Question

A radioactive sample is undergoing \[\alpha \]decay. At any time \[{t_1}\], its activity is A and at another time \[{t_2}\], the activity is \[\dfrac{A}{5}\] . What is the average lifetime for the sample?
A. \[\dfrac{{\left( {{t_2} - {t_1}} \right)}}{{\ln 5}}\]
B. \[\dfrac{{\ln \left( {{t_2} + {t_1}} \right)}}{2}\]
C. \[\dfrac{{\left( {{t_1} - {t_2}} \right)}}{{\ln 5}}\]
D. \[\dfrac{{\ln 5}}{{\left( {{t_2} - {t_1}} \right)}}\]

Answer 1

Hint:Radioactive decay is defined as the emission of energy in the form of ionizing radiation. It involves the spontaneous transformation of one element into another. This can happen only by changing the number of protons in the nucleus.

Formula Used:
To find the activity of the radioactive sample the formula is,
\[A = {A_0}{e^{ - \lambda t}}\]
Where, \[{A_0}\] is initial activity, \[\lambda \] is decay constant and \[t\] is the half-life of a decaying substance.

Complete step by step solution:
Consider a radioactive sample which undergoes \[\alpha \] decay. At any time \[{t_1}\], its activity is A and at another time \[{t_2}\], the activity is \[\dfrac{A}{5}\] . We need to find the average lifetime for the sample. We have studied that the activity of the radio sample is,
\[A = {A_0}{e^{ - \lambda t}}\]
That is the activity decreases exponentially with time.
Here, the activity at time \[{t_1}\]is,
\[{A_1} = {A_0}{e^{ - \lambda {t_1}}}\]……….. (1)

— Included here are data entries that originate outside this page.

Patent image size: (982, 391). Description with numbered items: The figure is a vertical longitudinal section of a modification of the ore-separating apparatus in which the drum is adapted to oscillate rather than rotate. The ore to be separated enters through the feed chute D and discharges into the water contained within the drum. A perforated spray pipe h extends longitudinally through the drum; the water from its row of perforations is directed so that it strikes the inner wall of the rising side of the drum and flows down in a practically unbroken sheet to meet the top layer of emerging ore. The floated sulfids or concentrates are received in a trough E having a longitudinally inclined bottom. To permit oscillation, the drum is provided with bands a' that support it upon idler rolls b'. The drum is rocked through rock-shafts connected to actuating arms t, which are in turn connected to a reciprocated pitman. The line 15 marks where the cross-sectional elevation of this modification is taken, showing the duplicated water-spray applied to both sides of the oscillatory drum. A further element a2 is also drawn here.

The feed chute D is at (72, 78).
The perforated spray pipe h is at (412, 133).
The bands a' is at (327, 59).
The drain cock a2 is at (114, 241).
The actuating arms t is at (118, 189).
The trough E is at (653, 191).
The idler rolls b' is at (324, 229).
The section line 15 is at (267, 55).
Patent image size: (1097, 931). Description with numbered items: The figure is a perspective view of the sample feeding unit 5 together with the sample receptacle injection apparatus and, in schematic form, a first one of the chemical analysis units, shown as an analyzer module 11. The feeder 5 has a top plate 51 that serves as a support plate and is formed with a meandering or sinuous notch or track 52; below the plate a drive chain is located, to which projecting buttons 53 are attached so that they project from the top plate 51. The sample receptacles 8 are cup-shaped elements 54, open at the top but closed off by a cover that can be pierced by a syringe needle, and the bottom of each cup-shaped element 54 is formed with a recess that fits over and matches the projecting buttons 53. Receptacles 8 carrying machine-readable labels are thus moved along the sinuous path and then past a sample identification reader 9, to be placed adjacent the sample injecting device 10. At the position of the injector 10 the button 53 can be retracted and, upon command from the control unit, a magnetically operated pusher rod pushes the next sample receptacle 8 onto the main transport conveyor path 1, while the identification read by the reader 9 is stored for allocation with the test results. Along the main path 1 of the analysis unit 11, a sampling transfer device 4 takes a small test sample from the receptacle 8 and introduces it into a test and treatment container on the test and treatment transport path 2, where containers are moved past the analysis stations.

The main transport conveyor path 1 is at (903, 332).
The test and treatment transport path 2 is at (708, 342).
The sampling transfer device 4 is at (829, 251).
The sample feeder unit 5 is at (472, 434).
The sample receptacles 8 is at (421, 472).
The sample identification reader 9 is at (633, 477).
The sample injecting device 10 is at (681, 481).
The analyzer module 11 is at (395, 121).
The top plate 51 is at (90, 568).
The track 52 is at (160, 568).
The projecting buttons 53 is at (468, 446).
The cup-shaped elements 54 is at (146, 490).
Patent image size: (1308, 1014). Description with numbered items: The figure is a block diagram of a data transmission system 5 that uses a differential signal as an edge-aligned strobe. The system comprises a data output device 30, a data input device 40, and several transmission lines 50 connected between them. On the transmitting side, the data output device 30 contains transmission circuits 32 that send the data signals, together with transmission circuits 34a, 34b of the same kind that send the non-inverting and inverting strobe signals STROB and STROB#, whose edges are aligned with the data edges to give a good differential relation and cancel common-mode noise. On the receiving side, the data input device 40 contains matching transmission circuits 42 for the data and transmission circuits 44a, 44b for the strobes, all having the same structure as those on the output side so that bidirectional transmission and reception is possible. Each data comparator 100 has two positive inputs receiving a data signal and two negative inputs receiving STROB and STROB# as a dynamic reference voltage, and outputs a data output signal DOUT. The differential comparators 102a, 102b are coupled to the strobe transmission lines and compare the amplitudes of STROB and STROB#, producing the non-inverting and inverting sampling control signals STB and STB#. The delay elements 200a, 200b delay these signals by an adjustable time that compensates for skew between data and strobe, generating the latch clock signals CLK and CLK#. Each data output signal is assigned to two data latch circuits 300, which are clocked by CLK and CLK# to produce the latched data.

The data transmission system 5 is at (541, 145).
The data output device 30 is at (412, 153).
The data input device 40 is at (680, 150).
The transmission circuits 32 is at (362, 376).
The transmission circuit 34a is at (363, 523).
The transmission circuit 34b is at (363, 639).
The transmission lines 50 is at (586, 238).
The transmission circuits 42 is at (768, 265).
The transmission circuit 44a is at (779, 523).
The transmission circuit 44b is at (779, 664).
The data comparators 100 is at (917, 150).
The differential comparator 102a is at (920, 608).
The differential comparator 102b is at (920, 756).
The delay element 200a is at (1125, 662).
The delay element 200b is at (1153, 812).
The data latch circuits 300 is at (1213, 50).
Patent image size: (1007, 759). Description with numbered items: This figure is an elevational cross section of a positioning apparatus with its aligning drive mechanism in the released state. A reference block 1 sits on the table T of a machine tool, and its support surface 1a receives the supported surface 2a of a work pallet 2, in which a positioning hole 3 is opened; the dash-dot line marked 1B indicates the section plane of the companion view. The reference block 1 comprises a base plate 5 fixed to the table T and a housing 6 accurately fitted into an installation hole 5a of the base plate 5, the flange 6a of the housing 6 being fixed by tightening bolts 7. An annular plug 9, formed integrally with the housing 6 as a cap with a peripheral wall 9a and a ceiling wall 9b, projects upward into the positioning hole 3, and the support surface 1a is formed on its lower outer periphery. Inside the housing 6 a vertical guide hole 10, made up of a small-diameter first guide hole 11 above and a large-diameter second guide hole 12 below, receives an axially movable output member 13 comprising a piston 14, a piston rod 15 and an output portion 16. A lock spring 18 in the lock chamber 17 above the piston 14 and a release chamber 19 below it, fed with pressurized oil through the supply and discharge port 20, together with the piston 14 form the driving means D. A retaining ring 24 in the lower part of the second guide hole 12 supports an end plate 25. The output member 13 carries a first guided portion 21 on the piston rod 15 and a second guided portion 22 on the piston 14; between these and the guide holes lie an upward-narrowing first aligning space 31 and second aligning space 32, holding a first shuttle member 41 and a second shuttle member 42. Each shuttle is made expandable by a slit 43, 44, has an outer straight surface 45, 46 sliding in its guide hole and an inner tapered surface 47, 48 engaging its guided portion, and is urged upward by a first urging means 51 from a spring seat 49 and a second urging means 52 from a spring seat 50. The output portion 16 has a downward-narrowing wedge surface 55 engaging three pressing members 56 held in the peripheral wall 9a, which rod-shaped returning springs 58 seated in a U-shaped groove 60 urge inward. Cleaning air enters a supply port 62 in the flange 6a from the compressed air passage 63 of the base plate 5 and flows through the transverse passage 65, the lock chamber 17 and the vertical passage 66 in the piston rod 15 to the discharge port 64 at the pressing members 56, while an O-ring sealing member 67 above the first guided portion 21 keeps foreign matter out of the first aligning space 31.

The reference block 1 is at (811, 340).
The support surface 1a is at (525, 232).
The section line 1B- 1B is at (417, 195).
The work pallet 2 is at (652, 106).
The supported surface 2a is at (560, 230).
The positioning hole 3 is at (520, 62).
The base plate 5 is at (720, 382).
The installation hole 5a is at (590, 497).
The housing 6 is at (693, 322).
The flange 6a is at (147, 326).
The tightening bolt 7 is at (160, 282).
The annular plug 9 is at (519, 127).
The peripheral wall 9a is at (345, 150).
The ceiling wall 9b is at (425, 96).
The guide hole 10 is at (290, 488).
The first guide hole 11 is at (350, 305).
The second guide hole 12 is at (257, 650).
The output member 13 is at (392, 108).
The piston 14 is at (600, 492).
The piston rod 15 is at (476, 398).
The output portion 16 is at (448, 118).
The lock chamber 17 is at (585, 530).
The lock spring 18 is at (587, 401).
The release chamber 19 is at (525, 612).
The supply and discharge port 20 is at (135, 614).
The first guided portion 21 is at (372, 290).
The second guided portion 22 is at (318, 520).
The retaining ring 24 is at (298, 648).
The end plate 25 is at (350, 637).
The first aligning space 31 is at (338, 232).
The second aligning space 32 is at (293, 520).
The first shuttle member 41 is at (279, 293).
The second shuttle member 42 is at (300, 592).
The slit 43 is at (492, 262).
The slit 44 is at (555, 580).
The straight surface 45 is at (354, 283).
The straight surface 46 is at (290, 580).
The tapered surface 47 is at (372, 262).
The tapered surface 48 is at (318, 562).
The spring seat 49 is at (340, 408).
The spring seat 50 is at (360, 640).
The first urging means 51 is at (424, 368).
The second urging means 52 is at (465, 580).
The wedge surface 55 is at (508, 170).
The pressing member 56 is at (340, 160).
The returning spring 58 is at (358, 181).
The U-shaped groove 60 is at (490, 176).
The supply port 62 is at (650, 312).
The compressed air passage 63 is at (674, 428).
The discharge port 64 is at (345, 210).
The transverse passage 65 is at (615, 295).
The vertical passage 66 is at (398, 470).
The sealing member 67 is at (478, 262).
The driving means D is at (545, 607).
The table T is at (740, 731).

Similarly, the activity at time \[{t_2}\]is,
\[{A_2} = {A_0}{e^{ - \lambda {t_2}}}\]………….. (2)
Here they have given, \[{A_1} = A\]and \[{A_2} = \dfrac{A}{5}\]
Then, the equation (1) and (2), we get,
\[A = {A_0}{e^{ - \lambda {t_1}}}\]……… (3)
\[\Rightarrow \dfrac{A}{5} = {A_0}{e^{ - \lambda {t_2}}}\]……….. (4)

Now, divide the equation (3) by (4), we get,
\[\dfrac{A}{{\dfrac{A}{5}}} = \dfrac{{{A_0}{e^{ - \lambda {t_1}}}}}{{{A_0}{e^{ - \lambda {t_2}}}}}\]
\[\Rightarrow 5 = \dfrac{{{e^{ - \lambda {t_1}}}}}{{{e^{ - \lambda {t_2}}}}}\]
\[\Rightarrow 5 = {e^{\lambda \left( {{t_2} - {t_1}} \right)}}\]
To eliminate the exponential term, we will take the natural logarithm on both sides, that is,
\[\lambda \left( {{t_2} - {t_1}} \right) = \ln 5\]
\[\Rightarrow \dfrac{1}{\lambda } = \dfrac{{\left( {{t_2} - {t_1}} \right)}}{{\ln 5}}\]

The mean or average lifetime is,
\[\tau = \dfrac{1}{\lambda }\]
\[\therefore \tau = \dfrac{{\left( {{t_2} - {t_1}} \right)}}{{\ln 5}}\]
Therefore, the average lifetime for the sample is \[\dfrac{{\left( {{t_2} - {t_1}} \right)}}{{\ln 5}}\].

Hence, Option A is the correct answer

Note:Remember that whenever there is an exponential term, in order to solve this, we need to take the natural logarithm on both sides, then we can resolve it easily.